Kaat stieß die Frau mit der schrillen Stimme in die Seite, weil jetzt der Herold des Großmeisters weitersprach.

„Und nun vernehmt, Brüder und Schwestern, was der Verehrte Großmeister Euch in seiner Unendlichen Gnade befiehlt: Seht und fühlt und lasst Euer Herz sprechen, wann immer Ihr etwas Unfrommes bemerkt, und meldet es der Heiligen Kirche. Es soll Euer Schaden nicht sein, denn mildtätig und von großer Güte ist die Heilige Kirche und erlässet alle Sünden dem, der der Hexe Treiben uns entdeckt, und reicht wohl auch so manchen Goldflorin dazu…“ Ein Raunen erhob sich. „MELDET ES!“, polterte des Großmeisters Herigold dazwischen, dass alles sogleich verstummte. „Und gebt gut acht: Längst mag die kleine Hexe das fromme Gewand getauscht haben.
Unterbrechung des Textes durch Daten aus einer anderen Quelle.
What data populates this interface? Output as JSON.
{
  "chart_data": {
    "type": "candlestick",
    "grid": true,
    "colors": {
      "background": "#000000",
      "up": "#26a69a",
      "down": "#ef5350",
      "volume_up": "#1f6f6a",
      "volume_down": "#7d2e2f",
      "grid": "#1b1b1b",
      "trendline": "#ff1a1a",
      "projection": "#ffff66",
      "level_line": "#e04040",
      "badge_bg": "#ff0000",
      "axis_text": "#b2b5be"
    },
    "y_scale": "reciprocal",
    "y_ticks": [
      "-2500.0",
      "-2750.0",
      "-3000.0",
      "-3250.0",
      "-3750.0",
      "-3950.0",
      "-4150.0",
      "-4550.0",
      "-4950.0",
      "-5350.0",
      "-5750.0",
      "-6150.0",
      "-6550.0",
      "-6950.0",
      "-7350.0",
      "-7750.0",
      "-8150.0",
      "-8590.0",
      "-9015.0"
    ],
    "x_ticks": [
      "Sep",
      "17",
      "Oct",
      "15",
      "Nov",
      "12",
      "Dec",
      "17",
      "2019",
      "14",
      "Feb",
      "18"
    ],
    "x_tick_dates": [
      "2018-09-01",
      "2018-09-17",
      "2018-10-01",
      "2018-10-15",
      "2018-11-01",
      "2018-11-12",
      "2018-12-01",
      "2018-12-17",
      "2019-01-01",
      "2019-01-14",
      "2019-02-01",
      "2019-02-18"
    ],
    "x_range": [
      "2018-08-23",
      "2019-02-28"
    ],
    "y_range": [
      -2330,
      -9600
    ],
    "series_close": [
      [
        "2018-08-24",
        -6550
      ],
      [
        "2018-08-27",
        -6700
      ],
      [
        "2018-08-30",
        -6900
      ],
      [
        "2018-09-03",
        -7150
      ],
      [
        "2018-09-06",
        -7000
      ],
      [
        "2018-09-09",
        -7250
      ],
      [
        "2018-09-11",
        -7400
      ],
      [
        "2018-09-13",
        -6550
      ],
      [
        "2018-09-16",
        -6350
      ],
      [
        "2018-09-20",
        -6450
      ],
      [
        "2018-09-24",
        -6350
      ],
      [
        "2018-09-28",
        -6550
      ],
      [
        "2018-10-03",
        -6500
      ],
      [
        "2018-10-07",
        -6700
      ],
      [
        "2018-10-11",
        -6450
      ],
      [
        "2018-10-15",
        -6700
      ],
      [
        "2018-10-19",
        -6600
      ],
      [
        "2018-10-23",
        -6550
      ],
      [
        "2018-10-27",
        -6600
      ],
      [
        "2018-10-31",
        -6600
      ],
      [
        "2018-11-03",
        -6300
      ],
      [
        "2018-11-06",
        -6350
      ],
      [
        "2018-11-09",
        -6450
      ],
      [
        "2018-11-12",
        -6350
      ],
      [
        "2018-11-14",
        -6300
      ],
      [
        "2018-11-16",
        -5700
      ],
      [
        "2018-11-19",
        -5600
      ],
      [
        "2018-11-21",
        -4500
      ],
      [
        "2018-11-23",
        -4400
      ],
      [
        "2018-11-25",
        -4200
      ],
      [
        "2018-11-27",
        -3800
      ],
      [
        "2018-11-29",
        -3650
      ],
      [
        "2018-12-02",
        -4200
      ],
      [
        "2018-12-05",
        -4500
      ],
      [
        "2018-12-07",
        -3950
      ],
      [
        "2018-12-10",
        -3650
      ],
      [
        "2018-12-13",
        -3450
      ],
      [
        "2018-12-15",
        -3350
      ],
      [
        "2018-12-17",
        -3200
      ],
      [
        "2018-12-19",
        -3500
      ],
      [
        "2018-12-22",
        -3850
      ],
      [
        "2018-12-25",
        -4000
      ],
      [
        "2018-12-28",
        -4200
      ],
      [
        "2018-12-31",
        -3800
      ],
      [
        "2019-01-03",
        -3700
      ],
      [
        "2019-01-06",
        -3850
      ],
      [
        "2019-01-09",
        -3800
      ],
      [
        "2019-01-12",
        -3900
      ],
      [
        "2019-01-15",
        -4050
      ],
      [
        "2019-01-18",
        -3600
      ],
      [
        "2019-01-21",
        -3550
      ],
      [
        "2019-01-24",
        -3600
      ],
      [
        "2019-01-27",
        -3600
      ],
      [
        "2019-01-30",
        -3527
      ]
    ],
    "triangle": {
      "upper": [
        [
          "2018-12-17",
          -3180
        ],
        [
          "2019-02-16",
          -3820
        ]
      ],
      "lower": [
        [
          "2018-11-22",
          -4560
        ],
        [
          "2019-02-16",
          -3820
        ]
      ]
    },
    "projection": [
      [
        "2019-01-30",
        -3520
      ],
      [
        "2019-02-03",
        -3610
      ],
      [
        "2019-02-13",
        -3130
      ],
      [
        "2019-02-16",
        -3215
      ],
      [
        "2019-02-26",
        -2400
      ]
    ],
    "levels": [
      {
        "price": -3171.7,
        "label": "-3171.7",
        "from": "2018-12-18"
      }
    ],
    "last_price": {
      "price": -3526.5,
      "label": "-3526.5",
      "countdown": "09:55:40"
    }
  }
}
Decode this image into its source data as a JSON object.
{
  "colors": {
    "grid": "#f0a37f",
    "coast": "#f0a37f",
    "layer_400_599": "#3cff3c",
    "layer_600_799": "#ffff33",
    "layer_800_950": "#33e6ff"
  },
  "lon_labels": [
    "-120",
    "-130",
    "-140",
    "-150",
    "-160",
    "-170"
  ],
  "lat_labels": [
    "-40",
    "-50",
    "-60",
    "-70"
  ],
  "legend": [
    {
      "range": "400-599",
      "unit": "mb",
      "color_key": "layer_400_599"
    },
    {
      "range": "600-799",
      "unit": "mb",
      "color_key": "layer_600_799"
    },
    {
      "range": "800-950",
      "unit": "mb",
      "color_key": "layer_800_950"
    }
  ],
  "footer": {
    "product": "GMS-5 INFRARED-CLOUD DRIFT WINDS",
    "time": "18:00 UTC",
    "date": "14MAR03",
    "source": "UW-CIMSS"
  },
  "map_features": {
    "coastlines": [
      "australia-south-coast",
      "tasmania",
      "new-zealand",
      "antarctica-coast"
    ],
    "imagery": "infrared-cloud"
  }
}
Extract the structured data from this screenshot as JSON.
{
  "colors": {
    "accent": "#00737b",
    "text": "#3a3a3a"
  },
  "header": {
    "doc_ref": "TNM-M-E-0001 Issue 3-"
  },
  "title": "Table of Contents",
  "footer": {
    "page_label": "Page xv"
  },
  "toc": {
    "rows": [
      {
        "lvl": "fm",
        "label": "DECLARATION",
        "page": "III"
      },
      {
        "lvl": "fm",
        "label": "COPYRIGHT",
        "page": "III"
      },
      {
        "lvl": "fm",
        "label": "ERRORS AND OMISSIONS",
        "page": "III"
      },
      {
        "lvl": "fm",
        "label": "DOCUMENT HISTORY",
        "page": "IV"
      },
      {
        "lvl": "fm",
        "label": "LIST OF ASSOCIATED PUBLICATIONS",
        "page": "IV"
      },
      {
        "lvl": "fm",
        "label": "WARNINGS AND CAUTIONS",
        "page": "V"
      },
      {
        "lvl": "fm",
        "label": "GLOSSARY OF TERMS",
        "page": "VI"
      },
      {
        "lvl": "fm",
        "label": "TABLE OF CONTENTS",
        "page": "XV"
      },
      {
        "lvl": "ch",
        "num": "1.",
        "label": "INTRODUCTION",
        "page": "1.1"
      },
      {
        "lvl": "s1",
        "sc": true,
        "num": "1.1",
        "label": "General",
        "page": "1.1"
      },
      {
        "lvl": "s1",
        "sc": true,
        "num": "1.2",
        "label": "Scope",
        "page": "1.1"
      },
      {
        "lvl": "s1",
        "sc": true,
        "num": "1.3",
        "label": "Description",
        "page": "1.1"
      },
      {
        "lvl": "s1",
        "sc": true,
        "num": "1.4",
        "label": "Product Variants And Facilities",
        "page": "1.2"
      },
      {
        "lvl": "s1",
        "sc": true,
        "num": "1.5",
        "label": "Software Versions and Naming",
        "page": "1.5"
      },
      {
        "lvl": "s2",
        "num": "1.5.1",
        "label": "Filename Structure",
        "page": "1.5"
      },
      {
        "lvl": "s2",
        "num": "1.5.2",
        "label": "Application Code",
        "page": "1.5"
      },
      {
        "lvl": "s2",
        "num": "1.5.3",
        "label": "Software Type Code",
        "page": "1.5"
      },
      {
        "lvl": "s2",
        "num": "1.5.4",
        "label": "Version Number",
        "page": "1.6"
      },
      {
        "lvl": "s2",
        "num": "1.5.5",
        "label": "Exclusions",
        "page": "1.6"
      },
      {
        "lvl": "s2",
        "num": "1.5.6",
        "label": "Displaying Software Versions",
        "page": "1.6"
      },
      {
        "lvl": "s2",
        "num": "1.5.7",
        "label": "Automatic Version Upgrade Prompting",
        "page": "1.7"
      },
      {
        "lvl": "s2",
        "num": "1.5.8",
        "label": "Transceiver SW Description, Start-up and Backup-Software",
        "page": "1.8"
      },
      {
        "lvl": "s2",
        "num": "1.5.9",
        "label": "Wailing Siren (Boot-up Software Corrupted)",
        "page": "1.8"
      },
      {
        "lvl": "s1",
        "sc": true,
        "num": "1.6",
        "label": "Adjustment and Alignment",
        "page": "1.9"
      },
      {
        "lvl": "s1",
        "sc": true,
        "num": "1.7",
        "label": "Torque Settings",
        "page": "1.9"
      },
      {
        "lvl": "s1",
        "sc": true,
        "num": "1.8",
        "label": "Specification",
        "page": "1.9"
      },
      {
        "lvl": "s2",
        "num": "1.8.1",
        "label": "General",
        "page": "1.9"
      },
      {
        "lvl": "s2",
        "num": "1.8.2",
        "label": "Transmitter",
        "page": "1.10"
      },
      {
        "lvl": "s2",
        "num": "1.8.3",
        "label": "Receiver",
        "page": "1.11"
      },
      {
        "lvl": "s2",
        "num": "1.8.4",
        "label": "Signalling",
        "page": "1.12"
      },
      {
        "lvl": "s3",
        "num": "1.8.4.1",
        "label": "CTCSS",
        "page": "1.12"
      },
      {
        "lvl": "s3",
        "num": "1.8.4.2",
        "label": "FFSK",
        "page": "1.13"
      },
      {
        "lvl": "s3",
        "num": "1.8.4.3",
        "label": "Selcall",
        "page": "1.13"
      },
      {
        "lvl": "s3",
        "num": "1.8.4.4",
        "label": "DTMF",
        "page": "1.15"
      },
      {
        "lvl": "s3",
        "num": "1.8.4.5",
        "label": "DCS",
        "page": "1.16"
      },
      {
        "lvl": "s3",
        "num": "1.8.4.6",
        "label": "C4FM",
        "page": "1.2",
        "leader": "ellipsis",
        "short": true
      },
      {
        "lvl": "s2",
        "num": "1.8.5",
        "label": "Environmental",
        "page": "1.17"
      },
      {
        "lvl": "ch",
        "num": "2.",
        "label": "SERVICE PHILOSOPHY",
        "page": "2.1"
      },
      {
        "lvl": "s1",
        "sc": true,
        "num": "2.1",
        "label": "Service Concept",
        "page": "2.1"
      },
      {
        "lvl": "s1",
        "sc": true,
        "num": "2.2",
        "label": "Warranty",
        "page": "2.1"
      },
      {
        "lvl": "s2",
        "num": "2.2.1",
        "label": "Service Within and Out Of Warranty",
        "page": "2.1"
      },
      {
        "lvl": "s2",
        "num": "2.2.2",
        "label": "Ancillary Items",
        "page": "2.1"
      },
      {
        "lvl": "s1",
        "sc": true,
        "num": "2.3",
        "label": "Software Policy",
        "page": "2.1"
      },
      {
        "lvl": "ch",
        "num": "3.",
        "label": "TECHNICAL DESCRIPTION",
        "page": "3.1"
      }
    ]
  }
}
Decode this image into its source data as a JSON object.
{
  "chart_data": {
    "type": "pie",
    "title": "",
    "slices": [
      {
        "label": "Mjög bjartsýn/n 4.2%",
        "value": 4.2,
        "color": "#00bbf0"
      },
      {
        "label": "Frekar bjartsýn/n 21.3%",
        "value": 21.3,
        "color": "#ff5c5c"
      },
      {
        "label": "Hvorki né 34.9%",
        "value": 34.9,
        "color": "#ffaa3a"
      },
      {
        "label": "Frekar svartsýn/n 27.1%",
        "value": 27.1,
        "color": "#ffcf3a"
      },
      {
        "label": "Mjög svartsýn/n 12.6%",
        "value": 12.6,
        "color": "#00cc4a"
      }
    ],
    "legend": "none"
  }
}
Bedenkt, sie ist gerissen. Doch hört und gehorchet, so wird Euch nichts geschehen. So spricht Herigold: Redet nicht mit ihr. REDET NICHT! Legt keine Hand an sie und rührt sie nicht an. RÜHRT SIE NICHT AN, AUF DASS KEIN SCHADEN EUCH GESCHEHE UND SIE UNVERSEHRT UND HEIL VOR DES HERRN ANGESICHT TRETE, UM IHR GERECHTES URTEIL ZU EMPFANGEN! - - - Und nun merket auf“, sprach er rasch weiter, weil sich Fäuste ballten und ein Murren aus der Menge aufstieg, da sie der Hexe mit eignen Händen nicht habhaft werden durften. „Drei Dinge sind’s, die Euch zu ihr führen. DREI DINGE. Und so merket auf, oh Menschen, merket auf…“ Das Murren erstarb. Andächtig entrollte der Bote einen weiteren Abschnitt des langen Pergamentes und fuhr mit den Augen über die energisch hingetuschten Buchstaben, von Herigolds eigener Hand geschrieben. Nabilayn sah den harten, schwarzen Tintenstrich, der durch das brüchige Blatt schimmerte, und wie es leise zitterte. „Wir hören voll Demut, oh Edler“, sagte er ruhig.

„So spricht Herigold“, hob der Bote an. „Zum ersten. Zart ist die Frau und klein, sie misst mit Mühe wohl fünf Fuß. Zum zweiten…“ Nabilayn sah den Adamsapfel des Mannes auf und nieder gehen. „Jung, blutjung ist sie und hübsch von Angesicht und ihr Haar, wiewohl geschoren nach der Nonnen Art, ist schwarz wie Ebenholz.“ Die Menge tuschelte aufgeregt, doch er sprach weiter, eilig. „Zum dritten. Auf der Wange…“, er schluckte, „…auf der Wange trägt sie ein Mal. Ein Teufelsmal. Der Beelzebub…“, er suchte nach seiner Stimme und fand sie endlich wieder, „… der Beelzebub selber hat’s ihr gebissen in das… in das weiche Fleisch… dass ein jeder es sehe… für alle Zeit…“, er ließ das Pergament sinken.

Nabilayn schlug die Augen nieder, in denen grell die Erkenntnis aufflackerte. Er hat’s ihr selber zugefügt, wie Männer in Ekstase tun. Graf Ganiweyll rang um Fassung dort oben auf seinem Ross. Ich hab’s ihr selber zugefügt, ich Unseliger, in einem Moment der Wonne; des Wahnsinns; der Sünde. Ich selber. Noch weiß es niemand. Die Hexe muss brennen.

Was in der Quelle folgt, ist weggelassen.